El regalo de un padre
especiales
Cuando a uno le regalan un padre puede ser buena cosa. Con independencia de que sea el que te haya tocado y no escogiste, de que sea el dueño del intrépido espermatozoide que, entre millones, fecundó al óvulo de tu mamá, contar con él podría ser una suerte.
Más que un apellido y que el hombre que te enseñó a boxear, si naciste varón, o que te prohibía salir con esa saya tan corta, si naciste hembra; al regalarte un padre te regalaron también sus recuerdos.
Con el padre –y claro, también con la madre, con la parentela toda- heredas, desde que naces, un bulto de raíces que te anclarán a una estirpe, a una cultura, a pasados y futuros que te estructuran.
No pocas veces, si tienes las antenas bien dispuestas, con el padre aprenderás algunos de esos dilemas entre la ternura y la hombría, o entre la sensibilidad y la “entereza”.
Y lo mejor: con el padre aprendes de tus orígenes más remotos. El asunto es no perder la oportunidad de preguntarle, cuando todavía es tiempo, cómo fue que conoció a mami, qué le gustaba más de ella, cuándo tuvieron sexo por primera vez, por qué se casaron, por qué se divorciaron, si es el caso.
Hay que preguntar porque todas esas respuestas son también uno mismo.
A veces, la vida pasa tan apurada, y “los días parecen niños corriendo con las manos agarradas” -como canta el trovador- que uno se olvida, o no le da importancia, de sentarse alguna que otra vez a conversar con el viejo y averiguar cómo era papá de niño, cómo era la abuela o el abuelo que no conocimos.
Puede resultar comidita para el alma ponerse a hablar pausadamente con el padre intentando rescatar nuestra propia imagen de bebé, niño o adolescente, que son los recuerdos más escurridizos: ¿Cómo yo era cuando nací, lloraba mucho?, ¿Tú ibas a las reuniones de padres en la escuela?, ¿te acuerdas de mi maestra de preescolar?, ¿te acuerdas de cuando llegué tarde a la casa por primera vez?, ¿te acuerdas de…?
Conozco de un padre que, en un rapto de la serenidad, le rompió furioso contra la acera el bate de pelota al hijo, que no quería subir a bañarse. Luego, con una paciencia infinita; guiada la mano más por el arrepentimiento que por el talento artístico, con los restos del bate talló un rústico carrito para regalárselo al frustrado pichón de pelotero.
La mirada de desamparo e incredulidad del niño cuando vio el madero partirse y escuchó el seco crujir, como de hueso quebrándose, había que borrarla; o al menos, atenuarla. Porque esos son de los instantes que marcan más que los propios calendarios: “Aquello fue antes de que me rompieras el bate”, “Aquello fue antes de que te rompiera el bate”.

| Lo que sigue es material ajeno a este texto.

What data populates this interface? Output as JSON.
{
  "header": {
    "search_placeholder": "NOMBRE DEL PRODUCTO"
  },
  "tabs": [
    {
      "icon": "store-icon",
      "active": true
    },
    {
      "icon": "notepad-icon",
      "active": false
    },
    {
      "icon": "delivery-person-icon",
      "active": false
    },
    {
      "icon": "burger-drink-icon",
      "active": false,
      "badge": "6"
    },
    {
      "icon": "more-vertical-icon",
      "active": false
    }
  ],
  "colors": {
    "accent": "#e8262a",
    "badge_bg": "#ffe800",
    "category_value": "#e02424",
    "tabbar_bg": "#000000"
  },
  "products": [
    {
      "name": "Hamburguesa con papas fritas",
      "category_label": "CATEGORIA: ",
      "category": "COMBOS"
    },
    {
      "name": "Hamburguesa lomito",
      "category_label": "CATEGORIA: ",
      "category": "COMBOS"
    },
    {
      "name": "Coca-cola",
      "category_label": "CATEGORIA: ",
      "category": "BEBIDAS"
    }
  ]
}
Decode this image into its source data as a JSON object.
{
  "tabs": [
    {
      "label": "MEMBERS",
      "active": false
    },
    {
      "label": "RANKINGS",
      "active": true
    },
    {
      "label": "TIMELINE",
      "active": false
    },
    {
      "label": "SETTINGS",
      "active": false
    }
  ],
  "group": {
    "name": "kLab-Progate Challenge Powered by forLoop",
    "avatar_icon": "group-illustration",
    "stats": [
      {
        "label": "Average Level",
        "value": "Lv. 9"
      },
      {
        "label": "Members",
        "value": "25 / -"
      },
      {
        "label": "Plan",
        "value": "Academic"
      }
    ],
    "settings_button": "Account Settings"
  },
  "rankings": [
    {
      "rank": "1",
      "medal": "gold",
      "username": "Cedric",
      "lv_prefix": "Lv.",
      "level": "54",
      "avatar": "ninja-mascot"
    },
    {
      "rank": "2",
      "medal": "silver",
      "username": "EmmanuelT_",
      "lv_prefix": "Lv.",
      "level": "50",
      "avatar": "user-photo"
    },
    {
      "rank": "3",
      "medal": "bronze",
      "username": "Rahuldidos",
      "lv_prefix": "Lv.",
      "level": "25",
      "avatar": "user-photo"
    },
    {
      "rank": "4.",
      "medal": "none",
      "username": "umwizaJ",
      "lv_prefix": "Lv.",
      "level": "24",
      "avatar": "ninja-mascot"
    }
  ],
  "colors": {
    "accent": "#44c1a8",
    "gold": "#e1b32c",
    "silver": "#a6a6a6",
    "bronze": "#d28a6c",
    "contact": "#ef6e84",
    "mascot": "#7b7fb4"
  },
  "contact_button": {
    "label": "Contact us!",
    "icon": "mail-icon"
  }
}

Conozco de otro padre que se negó a que la hija, muy joven, durmiera fuera de casa. A él no le importaba –de hecho, lo sabía- que se acostara con el novio, en la casa de él, en el campismo, en la playa... “Pero la niña tiene que dormir en su casa, qué va a decir la gente”.
La primera vez que ella se decidió a burlar la prohibición paterna, recibió en la alta madrugada un caustico aviso telefónico del padre: “Si regresas aquí es a recoger tus cosas”.
Avanzado el día siguiente, con la noche desperdiciada y el alma en un hilo, volvió a su hogar la muchacha, acompañada del novio, para ayudarla con la “deportación”. El padre fue quien abrió la puerta. Y ya lo dije: hay instantes que marcan. De esos fueron también los segundos en que los ojos de ella y él se encontraron a través de la puerta entornada. Ella, sin decir, le decía perdóname; y él…
A la vez que abría la puerta para que ambos pasaran, preguntó como quien no quiere la cosa, como quien no dice nada importante: ¿Van a almorzar cuando tu mamá sirva, o van a esperar?
Sí, cuando a uno le regalan un padre puede ser buena cosa.